Another way bots attack individuals involves flooding the notifications a target receives from social platforms. This produces a sort of attentional denial of service attack (a type of cyber attack meant to make a resource unavailable to a target), making it difficult to pay attention to real messages. To cope with this type of attack journalists might flip on Twitter’s “quality filter” in their notifications settings, which “filters lower-quality content from your notifications, for example, duplicate Tweets or content that appears to be automated.” Alternatively bots may all follow an account at the same time, or report the account as spam, triggering an account suspension. Twitter offers various routes to unsuspend an account, but this still creates friction for legitimate users who have been targeted.
It’s difficult for journalists to grapple with many of these issues on their own. Platforms must be involved in solutions here, particularly because they are sitting on the data that’s necessary to develop robust and timely responses.

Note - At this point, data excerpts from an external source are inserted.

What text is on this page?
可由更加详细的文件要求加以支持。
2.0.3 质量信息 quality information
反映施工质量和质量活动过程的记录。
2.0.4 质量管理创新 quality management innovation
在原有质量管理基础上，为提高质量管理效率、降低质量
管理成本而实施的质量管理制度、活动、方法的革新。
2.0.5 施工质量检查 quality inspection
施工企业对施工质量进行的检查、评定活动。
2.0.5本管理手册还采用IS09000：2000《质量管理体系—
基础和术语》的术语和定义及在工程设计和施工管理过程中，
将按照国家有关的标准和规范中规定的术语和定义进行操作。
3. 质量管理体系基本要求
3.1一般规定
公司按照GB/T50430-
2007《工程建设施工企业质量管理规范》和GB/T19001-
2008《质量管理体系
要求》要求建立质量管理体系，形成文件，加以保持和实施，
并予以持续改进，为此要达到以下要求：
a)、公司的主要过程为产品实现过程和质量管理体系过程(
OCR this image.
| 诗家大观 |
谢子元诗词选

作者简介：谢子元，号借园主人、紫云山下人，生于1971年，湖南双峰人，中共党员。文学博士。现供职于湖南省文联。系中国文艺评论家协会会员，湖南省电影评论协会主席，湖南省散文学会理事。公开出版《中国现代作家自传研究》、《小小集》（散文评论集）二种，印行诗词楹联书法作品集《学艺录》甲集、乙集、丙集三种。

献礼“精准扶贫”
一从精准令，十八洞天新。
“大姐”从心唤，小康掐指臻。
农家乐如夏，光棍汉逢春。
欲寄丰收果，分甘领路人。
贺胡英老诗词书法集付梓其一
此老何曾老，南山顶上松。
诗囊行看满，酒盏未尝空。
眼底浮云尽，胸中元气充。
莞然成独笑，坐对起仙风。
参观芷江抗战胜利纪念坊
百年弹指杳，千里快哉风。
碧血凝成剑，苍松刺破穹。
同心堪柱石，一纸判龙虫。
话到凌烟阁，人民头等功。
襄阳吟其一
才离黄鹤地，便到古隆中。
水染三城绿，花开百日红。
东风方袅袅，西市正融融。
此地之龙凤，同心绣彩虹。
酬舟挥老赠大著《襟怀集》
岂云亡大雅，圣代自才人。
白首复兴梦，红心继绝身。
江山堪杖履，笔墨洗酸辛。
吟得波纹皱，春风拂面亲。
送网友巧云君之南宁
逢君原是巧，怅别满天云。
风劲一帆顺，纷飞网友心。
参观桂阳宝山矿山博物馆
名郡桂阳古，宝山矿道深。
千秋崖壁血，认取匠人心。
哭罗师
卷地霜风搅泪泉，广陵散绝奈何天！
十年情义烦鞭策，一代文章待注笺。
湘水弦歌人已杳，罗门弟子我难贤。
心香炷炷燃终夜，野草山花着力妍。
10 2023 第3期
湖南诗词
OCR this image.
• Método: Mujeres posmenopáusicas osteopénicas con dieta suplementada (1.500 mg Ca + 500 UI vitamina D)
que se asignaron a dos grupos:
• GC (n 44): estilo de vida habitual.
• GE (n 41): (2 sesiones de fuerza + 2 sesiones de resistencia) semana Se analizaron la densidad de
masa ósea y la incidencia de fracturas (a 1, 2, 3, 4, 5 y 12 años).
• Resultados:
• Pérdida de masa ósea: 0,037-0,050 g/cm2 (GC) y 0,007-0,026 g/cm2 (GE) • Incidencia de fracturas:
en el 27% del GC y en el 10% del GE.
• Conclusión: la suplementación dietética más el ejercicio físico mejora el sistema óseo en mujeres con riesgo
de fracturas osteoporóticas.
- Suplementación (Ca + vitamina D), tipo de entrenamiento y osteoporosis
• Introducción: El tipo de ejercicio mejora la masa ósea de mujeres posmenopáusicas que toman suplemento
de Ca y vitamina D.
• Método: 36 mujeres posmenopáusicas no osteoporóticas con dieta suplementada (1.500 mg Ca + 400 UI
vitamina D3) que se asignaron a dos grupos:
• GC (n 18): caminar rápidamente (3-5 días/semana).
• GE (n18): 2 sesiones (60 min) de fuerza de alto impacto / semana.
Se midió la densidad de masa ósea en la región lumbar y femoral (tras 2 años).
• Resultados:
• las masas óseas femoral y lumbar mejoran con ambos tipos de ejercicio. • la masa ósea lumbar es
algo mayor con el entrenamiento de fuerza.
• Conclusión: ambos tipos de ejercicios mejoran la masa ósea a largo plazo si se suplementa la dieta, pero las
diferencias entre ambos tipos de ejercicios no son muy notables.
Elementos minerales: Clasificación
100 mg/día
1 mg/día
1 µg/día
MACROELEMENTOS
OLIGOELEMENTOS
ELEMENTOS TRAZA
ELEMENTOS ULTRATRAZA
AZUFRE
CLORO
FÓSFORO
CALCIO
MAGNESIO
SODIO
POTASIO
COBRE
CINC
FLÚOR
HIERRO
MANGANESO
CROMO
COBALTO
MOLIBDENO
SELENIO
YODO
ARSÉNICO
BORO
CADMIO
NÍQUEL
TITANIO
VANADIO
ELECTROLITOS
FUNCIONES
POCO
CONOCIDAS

An array of signals and cues like the use of a stolen image, when an account was created, the geographic distribution of its followers, and other visualizations of account behavior can all be helpful in determining whether an account is a bot. Platforms should be building these various forensics lens into their tools (e.g., Tweetdeck in Twitter’s case) so journalists can flag suspicious accounts—and funding fellowships so that more reporters can cover the bots beat. This would facilitate future automatic bot detection and removal efforts.
With enough access to data, computational journalists could even contribute directly to the development of techniques to help identify bots at scale. Journalists who observe or are the target of a bot attack might also be able to identify patterns to translate into data mining techniques that make it possible to thwart this type of attack in the future. Those covering the bots beat will be the frontline observers, able to recognize automated information attacks and help develop effective countermeasures.
A lot can already be covered on the bots beat, however, using bot-detectors that grade accounts on how bot-like they appear. For instance, the Quartz News’ @probabot searches for accounts talking about politics and flags the ones with high Botometer scores. In a Blade-Runner-esque display where one bots hunts others, it locates accounts likely to be bots and calls them out. Bot scores from Botometer, or an alternative like DeBot, can also benefit other forms of coverage on the beat. Surfacing the amount of automated support given to a politician’s or other influencer’s messages might discourage manipulation, for example. Swiss Radio and Television (SRF) investigated bots on Instagram and showed that almost a third of the followers of the influencers analyzed were fake. The degree to which hashtags are manipulated might be something for journalists to investigate. News organizations might develop coordinated and shared resources so that member journalists don’t make the mistake of reporting on an obviously manipulated hashtag.
More coverage of this beat can only make platforms better and safer information environments for public discussion, debate, and dialogue. Combining platform resources and data with journalists’ expertise looks like the most effective path forward.